To mark the 25th anniversary of Dallas VideoFest, festival veterans are sharing their memories. The series continues today, with Nelly Paulina Ramirez.
When Bart asked me to write a guest post, I wasn’t quite sure where to start. How do you talk about a place and time in your life that helped you begin again? I was starting over (this time in Dallas) and trying to make sense of a world that I hadn’t found my way in yet. As corny as it may sound… it was all that video that helped me. All those hours and hours and hours of screening videos and watching other people’s stories helped me decide what I wanted mine to be. So with that, I’ll just get to the video and hope that I land in the right place.
You’ve heard us all talk about video’s accessibility and how equalizing a medium it can be, but don’t be fooled. In the right hands, it can be transformed into something far from ordinary.
Case in point:
An immersive and intricate re-imagination of a car and the processes involved in assembling one. Can’t wait till I can be in the same room with it.
Another piece that caught my attention treads that fine line between art and science. Gotta love folks that can turn code into something useful, musical and cinematic all at once:
When I was working with Bart on the Video Fest it was the experimental and abstract that I was most drawn to. I gravitated towards stories that revealed secrets and reveled in the tiny quiet moments that never get spoken out loud.

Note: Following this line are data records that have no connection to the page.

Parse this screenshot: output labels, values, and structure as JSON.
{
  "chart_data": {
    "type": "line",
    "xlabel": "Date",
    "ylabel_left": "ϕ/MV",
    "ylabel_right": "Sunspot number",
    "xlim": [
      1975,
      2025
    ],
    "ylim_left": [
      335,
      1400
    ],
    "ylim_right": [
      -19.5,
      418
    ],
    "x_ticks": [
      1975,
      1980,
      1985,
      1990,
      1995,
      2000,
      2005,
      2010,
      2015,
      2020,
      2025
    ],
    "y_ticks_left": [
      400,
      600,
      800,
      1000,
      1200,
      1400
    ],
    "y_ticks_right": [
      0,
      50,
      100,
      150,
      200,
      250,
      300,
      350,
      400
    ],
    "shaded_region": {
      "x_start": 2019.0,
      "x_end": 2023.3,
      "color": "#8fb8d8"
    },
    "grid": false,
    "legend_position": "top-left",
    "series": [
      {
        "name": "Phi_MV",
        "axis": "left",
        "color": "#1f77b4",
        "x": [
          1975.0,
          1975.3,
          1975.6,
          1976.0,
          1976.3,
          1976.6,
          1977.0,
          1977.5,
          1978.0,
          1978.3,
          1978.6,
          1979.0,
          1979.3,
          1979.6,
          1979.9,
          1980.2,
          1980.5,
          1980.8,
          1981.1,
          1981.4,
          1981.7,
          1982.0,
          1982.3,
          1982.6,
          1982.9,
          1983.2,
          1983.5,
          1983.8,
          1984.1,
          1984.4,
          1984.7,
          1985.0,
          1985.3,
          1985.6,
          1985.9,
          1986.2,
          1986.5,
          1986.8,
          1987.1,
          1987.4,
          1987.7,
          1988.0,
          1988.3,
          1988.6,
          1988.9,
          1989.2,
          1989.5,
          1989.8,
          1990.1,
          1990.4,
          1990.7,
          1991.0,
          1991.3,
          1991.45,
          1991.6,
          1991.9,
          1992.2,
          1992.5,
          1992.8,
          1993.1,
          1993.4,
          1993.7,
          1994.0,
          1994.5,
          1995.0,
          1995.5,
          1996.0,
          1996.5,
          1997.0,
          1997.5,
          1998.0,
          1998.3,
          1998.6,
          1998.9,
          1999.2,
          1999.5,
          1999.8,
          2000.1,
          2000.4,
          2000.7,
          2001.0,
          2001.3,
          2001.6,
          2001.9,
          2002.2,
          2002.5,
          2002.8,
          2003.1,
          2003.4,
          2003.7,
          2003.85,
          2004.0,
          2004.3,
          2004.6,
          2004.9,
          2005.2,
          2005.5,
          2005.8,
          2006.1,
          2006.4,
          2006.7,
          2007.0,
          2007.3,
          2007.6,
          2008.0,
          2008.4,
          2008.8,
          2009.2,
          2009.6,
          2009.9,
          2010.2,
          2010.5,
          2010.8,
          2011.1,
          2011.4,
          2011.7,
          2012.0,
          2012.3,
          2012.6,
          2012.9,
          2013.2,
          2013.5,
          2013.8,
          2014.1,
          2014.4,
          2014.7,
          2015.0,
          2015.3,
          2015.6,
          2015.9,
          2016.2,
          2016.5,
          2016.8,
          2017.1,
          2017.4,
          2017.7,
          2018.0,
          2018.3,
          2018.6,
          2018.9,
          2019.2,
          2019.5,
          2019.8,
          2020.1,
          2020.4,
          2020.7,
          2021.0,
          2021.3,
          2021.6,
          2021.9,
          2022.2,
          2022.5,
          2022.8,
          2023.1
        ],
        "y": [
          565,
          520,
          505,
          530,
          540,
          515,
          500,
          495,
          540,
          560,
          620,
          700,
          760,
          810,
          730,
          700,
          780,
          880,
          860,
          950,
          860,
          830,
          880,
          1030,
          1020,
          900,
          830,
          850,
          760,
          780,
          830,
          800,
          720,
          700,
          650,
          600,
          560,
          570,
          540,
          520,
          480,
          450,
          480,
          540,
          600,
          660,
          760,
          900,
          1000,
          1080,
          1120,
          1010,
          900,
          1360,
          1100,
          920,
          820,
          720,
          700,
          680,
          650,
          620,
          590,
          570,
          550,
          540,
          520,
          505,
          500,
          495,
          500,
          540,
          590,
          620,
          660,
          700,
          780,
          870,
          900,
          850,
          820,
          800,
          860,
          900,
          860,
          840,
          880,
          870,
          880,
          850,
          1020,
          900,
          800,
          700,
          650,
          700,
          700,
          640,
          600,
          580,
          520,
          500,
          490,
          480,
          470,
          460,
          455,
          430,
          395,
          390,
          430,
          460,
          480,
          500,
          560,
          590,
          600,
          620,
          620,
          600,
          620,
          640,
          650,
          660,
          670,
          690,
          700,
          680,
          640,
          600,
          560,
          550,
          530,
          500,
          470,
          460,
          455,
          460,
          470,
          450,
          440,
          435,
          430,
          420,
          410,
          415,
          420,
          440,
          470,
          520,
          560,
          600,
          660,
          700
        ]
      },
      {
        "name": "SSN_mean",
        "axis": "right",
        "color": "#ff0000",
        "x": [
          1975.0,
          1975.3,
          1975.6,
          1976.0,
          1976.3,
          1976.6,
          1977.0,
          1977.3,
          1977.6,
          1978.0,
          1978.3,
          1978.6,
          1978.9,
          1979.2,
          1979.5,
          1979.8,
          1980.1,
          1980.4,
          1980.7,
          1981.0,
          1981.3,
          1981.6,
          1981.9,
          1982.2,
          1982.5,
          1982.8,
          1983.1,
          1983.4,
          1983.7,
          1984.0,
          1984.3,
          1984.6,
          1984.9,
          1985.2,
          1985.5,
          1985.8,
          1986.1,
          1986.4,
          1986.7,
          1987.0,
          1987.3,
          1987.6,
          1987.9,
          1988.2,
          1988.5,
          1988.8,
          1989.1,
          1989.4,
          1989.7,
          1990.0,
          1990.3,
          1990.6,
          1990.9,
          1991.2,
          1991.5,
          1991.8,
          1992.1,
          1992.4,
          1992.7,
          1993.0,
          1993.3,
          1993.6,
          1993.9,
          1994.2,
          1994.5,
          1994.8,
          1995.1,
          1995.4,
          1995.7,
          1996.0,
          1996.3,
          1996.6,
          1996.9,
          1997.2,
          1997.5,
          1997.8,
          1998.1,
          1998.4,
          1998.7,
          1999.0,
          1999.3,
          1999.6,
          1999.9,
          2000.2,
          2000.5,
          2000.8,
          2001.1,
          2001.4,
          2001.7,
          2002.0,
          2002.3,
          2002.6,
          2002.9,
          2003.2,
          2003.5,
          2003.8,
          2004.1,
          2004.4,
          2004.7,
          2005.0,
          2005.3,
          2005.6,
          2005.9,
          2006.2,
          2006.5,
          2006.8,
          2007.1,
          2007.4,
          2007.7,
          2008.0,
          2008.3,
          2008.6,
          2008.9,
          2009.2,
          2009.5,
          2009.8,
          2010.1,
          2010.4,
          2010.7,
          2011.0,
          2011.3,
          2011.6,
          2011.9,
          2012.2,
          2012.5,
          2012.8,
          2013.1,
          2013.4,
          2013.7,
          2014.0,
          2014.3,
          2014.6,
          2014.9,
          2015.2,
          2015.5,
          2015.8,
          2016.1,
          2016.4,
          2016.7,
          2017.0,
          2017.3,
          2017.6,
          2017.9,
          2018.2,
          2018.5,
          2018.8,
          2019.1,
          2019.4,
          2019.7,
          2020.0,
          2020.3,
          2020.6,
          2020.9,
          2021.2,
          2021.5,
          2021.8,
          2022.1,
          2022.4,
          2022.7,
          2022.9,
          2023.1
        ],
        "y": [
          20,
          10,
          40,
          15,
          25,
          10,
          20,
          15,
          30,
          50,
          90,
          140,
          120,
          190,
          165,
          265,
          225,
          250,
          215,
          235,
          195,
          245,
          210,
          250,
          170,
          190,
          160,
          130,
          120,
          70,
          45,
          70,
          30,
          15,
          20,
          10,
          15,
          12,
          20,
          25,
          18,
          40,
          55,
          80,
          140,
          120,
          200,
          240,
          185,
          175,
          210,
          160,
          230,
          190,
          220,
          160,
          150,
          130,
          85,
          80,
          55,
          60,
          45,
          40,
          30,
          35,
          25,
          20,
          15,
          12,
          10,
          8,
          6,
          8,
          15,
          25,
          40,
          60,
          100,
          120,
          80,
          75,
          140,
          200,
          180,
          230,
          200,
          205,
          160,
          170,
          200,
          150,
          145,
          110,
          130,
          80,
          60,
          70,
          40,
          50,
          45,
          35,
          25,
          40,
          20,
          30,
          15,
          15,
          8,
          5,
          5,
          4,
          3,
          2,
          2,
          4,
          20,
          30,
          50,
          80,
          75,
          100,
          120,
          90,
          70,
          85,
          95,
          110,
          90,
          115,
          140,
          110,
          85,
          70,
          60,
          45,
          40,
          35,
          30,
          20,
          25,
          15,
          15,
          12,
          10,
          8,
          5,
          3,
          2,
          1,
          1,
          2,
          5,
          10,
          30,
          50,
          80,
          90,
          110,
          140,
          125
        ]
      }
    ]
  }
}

Nearly ten years have passed since then and although my love of the medium has not wavered, perhaps my perspective has shifted a bit. I love the stories that ooze enthusiasm and leave the kind of lasting impressions that make you smile midday.
Cheeky, timely and doused with just the right amount of commentary in a tight little short. What’s not to love?
You may have already come across my last “find.” It’s a great story about a boy and his cardboard box arcade. It was quite the sensation earlier in the year on the world wide web as evidenced by the number of times it found its way into my twitter stream and email inbox. Its enthusiasm is infectious and I love the glimmer it creates in the eyes of every kid (both small and adult-sized) that I have shared it with.
And I guess that that brings me full circle to my most significant festival memory. It’s not tied to a specific film or filmmaker or venue and more about the feeling that I got every time I got to stand in front of an audience and share what we had found. After months and months of tracking down films and watching things alone in the dark, I was ready to share it all and see my excitement replicated in the people around me. ‘Cause isn’t that what’s awesome about the medium? It was intended to be shared.